Ogni azione da noi compiuta in sintesi può essere rivolta al bello, anche lo stesso vestire, che ci riguarda così profondamente in quanto primo elemento che dimostra la nostra indole al prossimo, può e deve essere consacrato alla bellezza, il processo per fare ciò in questo caso è molto più semplice ed alla portata di tutti in quanto basta rifarsi all'eleganza classica dei nostri padri, riprendendo la tradizione di una virilità elegante, tutta consacrata alla bellezza.

A prova ulteriore che il bello riguarda ogni aspetto della vita dell'uomo oltre ai profumi anche il fumo è un aspetto importante che risulta essere completamente differente dal modo moderno di fumare, nel mondo moderno infatti il fumo o viene stigmatizzato oppure diviene una dipendenza , privato di ogni suo aspetto estetico, viene ormai consumato in pochi istanti, magari anche distrattamente, non è un caso infatti se nella società contemporanea quando si pensa al fumo si pensa subito alla sigaretta, prodotto di facile consumo e dalla durata irrisoria, che non concede nemmeno il tempo di gustare a pieno il momento della fumata, contro l'idea moderna del fumo risulta perciò necessario riaffermare il suo tradizionale valore sacro e sacralizzante, bisogna perciò tornare all'uso del sigaro o della pipa che, come un turibolo inebria d'incenso la chiesa, allo stesso modo lei apporta essenze purificatrici per esaltare il tempio che è l'uomo, ed ogni singola fumata agisce come un invocazione per innalzare noi stessi ed incoraggiarci e darci forza per tornare subito dopo a combattere i nemici del bene e del bello.

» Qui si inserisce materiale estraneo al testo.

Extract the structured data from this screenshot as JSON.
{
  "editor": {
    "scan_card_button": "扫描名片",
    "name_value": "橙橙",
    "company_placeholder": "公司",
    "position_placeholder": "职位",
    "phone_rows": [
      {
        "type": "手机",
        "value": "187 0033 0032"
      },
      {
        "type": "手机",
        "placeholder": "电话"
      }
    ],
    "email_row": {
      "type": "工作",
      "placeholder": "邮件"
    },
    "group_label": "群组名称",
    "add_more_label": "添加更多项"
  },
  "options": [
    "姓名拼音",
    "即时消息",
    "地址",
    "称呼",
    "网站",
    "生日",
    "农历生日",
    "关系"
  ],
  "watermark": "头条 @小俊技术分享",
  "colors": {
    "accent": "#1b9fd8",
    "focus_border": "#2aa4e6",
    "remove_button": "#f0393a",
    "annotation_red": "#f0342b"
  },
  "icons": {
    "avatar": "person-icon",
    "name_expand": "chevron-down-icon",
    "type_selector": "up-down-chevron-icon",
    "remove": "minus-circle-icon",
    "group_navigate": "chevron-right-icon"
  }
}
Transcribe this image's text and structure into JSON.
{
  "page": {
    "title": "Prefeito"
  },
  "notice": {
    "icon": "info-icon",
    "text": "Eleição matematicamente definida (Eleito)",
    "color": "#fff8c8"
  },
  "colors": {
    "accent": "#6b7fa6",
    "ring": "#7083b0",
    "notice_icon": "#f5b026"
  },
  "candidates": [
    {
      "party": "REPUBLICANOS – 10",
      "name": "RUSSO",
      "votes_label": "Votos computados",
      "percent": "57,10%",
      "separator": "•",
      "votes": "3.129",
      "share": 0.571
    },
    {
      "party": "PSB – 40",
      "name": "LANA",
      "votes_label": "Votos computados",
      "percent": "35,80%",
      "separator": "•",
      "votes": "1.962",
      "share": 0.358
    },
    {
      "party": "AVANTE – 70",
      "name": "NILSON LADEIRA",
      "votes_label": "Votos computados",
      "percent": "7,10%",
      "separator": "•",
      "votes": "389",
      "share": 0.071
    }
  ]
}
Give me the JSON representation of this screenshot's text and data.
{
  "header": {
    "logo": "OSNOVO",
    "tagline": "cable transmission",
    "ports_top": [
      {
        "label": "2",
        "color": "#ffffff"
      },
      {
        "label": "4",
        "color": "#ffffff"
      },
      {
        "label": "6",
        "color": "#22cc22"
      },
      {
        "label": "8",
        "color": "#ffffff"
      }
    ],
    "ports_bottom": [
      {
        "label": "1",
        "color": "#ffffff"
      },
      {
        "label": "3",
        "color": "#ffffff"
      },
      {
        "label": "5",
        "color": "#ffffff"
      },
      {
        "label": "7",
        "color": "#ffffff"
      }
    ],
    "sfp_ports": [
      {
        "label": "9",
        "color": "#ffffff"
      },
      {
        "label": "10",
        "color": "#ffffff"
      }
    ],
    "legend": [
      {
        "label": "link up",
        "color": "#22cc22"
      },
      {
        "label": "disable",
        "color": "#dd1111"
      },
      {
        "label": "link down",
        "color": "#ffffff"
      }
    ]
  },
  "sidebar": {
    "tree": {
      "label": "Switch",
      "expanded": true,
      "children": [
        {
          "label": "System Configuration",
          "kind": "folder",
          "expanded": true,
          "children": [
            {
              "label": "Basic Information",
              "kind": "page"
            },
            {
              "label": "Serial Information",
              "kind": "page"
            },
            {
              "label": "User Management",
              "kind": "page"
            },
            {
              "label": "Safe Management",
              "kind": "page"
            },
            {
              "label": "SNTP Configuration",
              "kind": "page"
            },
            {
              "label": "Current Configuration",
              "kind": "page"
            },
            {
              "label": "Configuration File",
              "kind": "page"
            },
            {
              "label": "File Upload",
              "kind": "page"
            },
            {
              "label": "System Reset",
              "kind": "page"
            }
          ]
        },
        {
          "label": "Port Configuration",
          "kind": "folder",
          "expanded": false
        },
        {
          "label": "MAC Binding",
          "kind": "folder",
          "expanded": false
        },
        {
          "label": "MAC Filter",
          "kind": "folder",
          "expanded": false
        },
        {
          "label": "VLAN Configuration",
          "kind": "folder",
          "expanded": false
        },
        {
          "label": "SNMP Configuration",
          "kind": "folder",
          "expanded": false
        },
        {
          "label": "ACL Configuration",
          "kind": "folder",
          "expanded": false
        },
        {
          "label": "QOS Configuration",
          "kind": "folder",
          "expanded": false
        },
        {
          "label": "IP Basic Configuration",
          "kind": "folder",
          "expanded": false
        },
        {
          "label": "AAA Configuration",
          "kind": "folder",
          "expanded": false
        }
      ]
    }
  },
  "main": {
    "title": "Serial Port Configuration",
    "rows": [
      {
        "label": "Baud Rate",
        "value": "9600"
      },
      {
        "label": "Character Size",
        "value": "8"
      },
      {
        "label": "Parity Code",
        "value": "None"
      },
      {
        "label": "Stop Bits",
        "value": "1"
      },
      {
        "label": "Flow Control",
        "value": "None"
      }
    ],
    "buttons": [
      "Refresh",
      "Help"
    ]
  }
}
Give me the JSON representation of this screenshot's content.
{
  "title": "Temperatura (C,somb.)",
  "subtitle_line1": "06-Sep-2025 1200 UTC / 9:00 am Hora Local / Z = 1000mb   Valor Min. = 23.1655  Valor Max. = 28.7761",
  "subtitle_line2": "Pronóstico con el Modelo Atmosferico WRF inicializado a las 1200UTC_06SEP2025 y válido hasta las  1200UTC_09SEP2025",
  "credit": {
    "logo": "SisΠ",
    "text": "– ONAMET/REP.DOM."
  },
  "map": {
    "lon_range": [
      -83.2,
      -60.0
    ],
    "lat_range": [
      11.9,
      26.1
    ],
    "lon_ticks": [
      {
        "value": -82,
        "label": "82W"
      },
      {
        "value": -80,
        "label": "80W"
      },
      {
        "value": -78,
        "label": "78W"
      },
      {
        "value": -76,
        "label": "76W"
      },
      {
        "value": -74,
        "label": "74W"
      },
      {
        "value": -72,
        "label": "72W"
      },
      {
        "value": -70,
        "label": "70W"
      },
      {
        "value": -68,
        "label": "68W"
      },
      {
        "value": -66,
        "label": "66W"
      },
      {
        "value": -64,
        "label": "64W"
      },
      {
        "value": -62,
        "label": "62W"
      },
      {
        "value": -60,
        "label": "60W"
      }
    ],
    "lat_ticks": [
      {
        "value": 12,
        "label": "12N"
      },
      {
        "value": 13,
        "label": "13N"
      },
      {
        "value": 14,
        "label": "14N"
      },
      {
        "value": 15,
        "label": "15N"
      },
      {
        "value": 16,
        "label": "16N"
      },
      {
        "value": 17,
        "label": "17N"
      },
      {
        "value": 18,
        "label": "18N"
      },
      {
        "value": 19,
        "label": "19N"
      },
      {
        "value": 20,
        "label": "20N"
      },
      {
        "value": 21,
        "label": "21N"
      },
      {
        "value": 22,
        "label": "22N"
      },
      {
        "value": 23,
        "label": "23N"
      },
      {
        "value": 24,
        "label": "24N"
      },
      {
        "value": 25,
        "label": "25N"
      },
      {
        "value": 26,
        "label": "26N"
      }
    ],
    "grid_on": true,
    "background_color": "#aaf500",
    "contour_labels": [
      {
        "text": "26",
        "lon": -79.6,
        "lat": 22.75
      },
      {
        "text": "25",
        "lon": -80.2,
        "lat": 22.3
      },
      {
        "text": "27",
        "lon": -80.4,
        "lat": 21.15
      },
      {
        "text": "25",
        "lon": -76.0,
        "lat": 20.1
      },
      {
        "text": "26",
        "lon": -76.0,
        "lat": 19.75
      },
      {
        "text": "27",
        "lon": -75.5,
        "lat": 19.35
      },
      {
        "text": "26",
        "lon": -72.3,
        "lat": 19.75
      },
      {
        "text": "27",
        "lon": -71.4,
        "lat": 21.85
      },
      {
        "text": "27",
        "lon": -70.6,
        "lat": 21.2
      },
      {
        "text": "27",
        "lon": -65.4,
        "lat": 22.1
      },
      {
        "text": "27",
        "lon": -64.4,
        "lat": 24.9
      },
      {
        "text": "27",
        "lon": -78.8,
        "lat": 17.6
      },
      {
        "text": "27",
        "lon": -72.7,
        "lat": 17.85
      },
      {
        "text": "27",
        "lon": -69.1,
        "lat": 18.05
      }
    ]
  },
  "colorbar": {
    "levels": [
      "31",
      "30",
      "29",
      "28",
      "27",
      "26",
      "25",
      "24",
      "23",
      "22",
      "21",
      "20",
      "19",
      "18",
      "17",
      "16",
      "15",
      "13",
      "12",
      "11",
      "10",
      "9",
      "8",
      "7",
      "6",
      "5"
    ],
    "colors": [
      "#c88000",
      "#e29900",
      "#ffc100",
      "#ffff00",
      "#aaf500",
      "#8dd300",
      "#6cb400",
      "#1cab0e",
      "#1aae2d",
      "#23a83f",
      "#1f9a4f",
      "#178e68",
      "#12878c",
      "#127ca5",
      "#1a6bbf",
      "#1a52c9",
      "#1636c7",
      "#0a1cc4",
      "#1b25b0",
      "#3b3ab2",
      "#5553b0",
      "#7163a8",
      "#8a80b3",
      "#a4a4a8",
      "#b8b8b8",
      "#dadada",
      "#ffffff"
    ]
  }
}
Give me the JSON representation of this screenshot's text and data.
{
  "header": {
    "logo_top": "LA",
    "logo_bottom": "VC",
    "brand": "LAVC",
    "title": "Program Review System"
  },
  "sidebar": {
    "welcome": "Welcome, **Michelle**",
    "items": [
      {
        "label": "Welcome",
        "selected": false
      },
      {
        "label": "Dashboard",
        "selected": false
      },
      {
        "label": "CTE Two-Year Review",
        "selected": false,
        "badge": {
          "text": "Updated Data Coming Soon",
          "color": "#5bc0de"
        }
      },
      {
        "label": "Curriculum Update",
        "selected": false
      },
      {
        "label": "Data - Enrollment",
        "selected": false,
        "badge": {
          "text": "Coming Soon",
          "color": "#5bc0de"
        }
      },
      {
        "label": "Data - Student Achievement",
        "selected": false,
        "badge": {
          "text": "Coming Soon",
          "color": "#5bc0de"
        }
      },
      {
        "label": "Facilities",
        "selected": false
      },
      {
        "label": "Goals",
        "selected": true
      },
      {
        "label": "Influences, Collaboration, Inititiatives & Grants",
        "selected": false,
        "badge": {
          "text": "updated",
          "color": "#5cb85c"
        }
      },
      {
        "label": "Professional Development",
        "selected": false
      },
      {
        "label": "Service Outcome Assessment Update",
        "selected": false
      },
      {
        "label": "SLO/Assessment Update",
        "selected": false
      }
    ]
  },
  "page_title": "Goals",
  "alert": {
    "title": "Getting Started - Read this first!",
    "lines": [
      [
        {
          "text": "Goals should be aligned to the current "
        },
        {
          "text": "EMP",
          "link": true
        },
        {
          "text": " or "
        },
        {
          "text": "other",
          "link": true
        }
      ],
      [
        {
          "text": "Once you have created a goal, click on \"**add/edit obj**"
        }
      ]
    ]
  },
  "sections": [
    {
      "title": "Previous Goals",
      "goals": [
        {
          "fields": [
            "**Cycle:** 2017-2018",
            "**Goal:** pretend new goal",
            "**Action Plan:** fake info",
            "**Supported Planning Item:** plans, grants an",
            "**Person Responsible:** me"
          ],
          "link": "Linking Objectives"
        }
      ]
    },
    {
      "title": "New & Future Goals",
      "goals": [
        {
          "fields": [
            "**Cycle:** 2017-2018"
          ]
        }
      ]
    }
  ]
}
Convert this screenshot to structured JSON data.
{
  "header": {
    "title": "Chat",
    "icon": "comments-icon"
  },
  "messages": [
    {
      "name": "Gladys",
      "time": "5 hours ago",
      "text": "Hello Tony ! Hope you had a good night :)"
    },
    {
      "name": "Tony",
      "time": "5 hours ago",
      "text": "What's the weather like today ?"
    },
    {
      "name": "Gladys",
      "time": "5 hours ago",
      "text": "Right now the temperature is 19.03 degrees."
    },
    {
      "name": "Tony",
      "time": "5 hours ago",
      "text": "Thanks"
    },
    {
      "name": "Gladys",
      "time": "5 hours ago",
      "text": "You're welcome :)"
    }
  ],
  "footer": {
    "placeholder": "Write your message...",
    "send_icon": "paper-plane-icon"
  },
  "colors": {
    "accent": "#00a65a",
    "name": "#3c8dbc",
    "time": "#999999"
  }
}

Je suis la pipe d’un auteur; (…)                 sono la pipa d'uno scrittore; (...)   

J’enlace et je berce son âme                     abbraccio e cullo la sua anima

Dans le réseau mobile et bleu                   nella rete mobile ed azzurra  

Qui monte de ma bouche en feu               che sale dalla mia bocca di fuoco 


La Pipe, Charles Baudelaire


Saper ben vivere in sintesi non è solo un modo di apparire al prossimo, non è un puro formalismo da bacchettone, è bensì una via per consacrare tutti noi stessi all'assoluto, in questa logica è perciò necessario tenere bene a mente che tutta questa bellezza che ci inebria non è nostra e non può essere da noi posseduta, è però una presenza che ci dimostra continuamente la nostra tendenza all'assoluto, il nostro amore per il bello e ci deve spingere ulteriormente a rivolgerci continuamente verso colui che più di qualunque cosa è bello. Colui che in assoluto È.